ALPA Objects To ‘Alarming Increase’ in U.S. Visas for Pilots

 - November 16, 2022, 3:39 PM
A Delta Air Lines Airbus A350 touches down at Tokyo Haneda Airport. (Photo: Flickr: Creative Commons (BY-SA) by SJByles)

The Air Line Pilots Association again has raised objections to what it calls airlines' improper use of U.S. work visas to recruit foreign temporary pilots and shift flying away from U.S. aviation workers. The most recent complaint stems from the removal of a clause in the Department of Transportation's approval of a joint venture agreement between Delta Air Lines and LATAM that ALPA claims ensured U.S. pilots and other workers “a fair and equitable share of growth in flying.”
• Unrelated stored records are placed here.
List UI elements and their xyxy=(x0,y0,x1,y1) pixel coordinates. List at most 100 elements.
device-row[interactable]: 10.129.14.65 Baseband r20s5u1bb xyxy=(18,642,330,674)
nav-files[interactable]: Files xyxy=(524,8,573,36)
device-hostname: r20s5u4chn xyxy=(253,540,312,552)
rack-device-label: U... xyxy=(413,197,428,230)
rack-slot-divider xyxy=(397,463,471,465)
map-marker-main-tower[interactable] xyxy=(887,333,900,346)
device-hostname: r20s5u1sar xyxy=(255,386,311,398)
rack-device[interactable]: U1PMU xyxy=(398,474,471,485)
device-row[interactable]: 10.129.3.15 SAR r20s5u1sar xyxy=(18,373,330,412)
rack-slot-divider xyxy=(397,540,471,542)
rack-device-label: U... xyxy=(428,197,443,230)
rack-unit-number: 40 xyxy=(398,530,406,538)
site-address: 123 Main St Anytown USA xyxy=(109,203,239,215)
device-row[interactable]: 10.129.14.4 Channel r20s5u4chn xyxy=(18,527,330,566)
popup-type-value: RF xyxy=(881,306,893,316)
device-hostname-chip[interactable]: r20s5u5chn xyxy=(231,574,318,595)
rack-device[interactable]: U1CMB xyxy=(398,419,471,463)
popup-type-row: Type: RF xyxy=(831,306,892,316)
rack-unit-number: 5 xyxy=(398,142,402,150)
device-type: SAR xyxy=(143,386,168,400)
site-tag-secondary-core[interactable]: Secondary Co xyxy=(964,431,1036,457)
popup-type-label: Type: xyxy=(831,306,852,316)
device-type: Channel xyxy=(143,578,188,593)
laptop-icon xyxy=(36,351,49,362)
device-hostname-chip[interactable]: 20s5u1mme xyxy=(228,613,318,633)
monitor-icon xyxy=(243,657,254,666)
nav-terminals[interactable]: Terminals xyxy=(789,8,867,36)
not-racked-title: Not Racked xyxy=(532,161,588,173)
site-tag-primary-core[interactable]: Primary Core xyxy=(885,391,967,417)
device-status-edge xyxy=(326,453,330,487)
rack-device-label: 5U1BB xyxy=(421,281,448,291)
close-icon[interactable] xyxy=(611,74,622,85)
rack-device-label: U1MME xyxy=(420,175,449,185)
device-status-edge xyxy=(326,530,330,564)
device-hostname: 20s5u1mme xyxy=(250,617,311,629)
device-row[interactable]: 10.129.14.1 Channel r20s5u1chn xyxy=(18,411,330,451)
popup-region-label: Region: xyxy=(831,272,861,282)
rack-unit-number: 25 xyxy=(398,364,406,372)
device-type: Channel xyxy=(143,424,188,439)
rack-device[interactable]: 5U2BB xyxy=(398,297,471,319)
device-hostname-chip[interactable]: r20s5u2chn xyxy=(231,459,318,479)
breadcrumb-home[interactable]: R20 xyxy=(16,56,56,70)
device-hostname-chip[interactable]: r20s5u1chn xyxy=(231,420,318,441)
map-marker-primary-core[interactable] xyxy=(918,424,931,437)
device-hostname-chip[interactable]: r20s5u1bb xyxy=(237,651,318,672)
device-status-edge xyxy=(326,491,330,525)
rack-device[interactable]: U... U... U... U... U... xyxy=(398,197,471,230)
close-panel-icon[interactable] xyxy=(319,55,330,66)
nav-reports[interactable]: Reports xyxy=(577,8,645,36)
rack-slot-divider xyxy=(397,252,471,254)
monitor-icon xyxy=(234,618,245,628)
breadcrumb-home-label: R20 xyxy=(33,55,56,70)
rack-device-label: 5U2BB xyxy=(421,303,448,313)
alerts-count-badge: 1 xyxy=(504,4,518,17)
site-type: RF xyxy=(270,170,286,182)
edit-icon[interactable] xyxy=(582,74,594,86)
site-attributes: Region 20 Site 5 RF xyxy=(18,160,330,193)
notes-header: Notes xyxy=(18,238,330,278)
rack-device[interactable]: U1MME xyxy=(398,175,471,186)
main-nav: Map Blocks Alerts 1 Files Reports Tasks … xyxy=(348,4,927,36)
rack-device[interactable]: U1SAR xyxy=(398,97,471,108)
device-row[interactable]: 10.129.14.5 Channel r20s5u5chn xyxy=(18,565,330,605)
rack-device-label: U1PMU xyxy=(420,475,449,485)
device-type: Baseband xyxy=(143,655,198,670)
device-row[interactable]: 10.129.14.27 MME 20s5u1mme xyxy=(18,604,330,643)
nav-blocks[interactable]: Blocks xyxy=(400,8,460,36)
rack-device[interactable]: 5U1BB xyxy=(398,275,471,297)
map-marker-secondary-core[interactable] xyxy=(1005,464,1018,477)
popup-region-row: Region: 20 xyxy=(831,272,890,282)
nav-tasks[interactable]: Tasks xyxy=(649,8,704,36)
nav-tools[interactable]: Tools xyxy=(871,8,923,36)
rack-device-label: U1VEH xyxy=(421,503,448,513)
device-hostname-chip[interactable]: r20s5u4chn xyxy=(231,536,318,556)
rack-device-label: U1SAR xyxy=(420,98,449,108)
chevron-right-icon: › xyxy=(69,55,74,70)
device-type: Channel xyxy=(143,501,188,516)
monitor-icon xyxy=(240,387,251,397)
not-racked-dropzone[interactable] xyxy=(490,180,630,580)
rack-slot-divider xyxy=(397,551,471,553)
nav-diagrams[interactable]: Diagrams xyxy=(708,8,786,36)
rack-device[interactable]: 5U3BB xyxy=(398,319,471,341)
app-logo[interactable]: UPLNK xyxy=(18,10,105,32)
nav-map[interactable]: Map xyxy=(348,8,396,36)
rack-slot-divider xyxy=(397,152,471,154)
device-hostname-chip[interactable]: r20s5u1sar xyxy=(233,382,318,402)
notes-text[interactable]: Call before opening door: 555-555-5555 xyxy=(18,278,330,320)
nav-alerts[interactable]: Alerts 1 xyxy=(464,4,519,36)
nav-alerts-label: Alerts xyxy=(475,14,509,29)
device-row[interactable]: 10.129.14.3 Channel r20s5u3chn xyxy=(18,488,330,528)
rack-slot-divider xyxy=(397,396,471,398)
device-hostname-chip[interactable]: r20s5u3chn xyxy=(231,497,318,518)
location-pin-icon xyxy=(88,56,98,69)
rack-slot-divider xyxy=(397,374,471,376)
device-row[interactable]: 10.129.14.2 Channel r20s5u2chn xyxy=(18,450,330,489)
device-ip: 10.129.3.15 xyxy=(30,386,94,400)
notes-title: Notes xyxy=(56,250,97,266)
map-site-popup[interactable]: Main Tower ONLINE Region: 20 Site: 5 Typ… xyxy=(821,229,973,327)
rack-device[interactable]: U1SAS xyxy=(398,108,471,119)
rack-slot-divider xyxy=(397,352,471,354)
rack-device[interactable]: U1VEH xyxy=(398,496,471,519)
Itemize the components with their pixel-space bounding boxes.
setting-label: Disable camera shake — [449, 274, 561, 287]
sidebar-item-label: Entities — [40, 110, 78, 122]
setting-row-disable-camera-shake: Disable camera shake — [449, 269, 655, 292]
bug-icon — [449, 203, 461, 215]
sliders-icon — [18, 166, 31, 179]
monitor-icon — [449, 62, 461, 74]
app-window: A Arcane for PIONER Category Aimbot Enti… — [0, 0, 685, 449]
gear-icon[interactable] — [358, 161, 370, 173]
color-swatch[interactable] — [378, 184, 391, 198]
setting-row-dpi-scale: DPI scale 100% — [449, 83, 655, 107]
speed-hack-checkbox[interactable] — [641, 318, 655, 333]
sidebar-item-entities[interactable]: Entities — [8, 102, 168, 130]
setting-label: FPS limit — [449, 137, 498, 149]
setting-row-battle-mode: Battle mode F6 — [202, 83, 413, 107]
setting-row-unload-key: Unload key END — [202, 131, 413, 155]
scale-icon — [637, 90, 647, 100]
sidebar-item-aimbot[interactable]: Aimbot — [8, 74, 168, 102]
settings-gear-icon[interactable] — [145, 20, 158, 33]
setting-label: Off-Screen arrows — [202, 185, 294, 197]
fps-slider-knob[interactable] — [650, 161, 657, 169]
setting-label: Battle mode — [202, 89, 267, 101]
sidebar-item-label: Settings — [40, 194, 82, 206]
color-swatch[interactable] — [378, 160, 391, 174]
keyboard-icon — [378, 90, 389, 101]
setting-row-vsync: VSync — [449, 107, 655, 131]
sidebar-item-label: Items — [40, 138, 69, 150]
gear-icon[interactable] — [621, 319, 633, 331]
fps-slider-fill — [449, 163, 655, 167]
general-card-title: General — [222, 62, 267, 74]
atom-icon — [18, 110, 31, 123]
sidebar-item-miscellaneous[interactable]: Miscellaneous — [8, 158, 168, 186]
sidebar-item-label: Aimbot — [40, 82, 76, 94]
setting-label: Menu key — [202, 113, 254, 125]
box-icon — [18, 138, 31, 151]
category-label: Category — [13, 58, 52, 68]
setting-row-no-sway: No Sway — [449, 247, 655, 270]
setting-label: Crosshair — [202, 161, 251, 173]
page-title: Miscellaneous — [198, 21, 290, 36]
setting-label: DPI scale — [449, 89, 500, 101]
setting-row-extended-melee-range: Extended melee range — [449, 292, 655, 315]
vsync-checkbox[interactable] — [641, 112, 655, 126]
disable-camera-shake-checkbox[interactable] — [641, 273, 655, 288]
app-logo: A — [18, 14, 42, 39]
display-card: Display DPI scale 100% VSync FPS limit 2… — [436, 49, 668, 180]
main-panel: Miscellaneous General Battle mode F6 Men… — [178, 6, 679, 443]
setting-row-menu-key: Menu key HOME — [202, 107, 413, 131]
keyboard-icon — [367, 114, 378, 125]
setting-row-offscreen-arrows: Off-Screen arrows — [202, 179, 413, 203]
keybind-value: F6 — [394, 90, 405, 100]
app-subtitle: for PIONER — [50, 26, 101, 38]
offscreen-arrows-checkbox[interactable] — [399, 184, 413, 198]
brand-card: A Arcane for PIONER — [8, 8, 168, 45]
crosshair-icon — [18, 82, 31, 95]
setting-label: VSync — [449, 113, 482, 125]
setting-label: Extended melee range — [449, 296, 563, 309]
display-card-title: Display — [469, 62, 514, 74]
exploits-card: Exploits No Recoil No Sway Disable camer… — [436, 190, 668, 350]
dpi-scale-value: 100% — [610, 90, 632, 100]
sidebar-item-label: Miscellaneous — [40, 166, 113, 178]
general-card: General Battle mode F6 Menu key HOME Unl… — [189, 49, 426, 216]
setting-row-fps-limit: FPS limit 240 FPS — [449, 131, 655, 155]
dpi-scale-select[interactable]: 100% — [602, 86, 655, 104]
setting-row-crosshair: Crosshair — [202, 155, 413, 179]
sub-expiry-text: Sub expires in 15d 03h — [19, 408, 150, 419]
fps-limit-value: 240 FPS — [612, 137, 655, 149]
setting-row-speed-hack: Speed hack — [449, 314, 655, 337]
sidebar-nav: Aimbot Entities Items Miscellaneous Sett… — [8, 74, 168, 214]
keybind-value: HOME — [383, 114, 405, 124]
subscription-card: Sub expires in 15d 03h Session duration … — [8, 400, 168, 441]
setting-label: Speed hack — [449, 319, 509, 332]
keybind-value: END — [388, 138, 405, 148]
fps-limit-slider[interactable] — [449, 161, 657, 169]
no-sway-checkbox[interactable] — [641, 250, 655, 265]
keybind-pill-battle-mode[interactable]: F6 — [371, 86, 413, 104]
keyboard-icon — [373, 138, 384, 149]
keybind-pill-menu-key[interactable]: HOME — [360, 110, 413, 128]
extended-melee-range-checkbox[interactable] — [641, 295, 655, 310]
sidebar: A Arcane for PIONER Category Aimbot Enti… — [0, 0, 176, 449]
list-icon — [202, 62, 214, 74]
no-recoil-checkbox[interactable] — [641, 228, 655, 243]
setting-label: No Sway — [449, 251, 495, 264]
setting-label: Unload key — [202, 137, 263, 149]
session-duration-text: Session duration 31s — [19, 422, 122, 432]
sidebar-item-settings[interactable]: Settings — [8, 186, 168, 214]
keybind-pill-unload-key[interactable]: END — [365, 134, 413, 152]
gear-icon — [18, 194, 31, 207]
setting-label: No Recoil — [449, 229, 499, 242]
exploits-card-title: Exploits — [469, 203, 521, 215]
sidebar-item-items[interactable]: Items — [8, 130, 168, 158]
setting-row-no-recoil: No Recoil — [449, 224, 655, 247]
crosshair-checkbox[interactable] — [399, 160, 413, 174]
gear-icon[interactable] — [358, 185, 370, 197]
In a statement released Tuesday, ALPA cited an “alarming” increase in pilot positions certified by the Department of Labor to allow employer sponsorship of H1-B and E-3 visas for “specialty occupations.” The “specialty occupation” designation denotes a minimum of a bachelor’s degree or its equivalent in the specialty as a prerequisite for employment. According to ALPA, the U.S. Citizenship and Immigration Services Administrative Appeals Office has repeatedly determined that the piloting profession does not qualify as a specialty occupation.

At last week’s AFL-CIO Transportation Trades Department (TTD) Executive Committee meeting, member unions adopted a policy statement calling on the government to ensure airlines do not exploit existing visa programs to displace U.S. pilots with foreign workers and undermine collective bargaining rights.

“ALPA and the TTD are perplexed by the Department of Transportation’s decision to remove this pro-labor clause in the Delta-LATAM joint venture,” said ALPA president Joe DePete. “As ALPA and the AFL-CIO explained, their rationale is at odds with the Biden Administration’s otherwise unambiguous pro-worker agenda and reflects a longstanding preference for nonlabor interests when it comes to international aviation. We had hoped the department would be more supportive of such employee clauses and support ALPA’s efforts to protect U.S. airline employees and level the playing field for labor in the international arena, as promised.”

In a June 23 letter to Department of Homeland Security (DHS) Secretary Alejandro Mayorkas, DePete and Spirit Airlines ALPA unit chairman Ryan Muller called on the DHS to help prevent U.S. airlines from “misusing” the specialty occupation visa designation.

“Despite a verifiable excess of available, qualified pilots in the United States, Spirit Airlines is actively seeking to recruit pilots from Australia using the E-3 visa program,” said the letter. “ALPA is calling on DHS to help set precedent that airline pilot positions are not classified as a ‘specialty occupation’ and coordinate closely with the Department of State to ensure that E-3 reviewers are aware of such precedent.”

ALPA characterizes the airlines’ efforts to recruit foreign pilots “as nothing more than [an effort] to undercut U.S. workers and their collective bargaining power” and part of a larger campaign to weaken aviation safety rules by reducing pilot training. “While there are clearly workforce challenges in all sectors of the transportation industry, for airline pilots there are actually more than enough pilots to meet demand, according to the FAA’s own pilot production data,” said DePete. “However, some airlines, that do not offer appropriate compensation and quality-of-life conditions, are having difficulty retaining pilots. That’s not a reason to misuse the U.S. visa program and undermine U.S. workers.”

The trade group representing Delta and six other U.S. passenger airlines, Airlines for America, declined to comment on ALPA’s claims. AIN also attempted to elicit comment from Delta and the International Air Transport Association, neither of which offered a position as of publication time.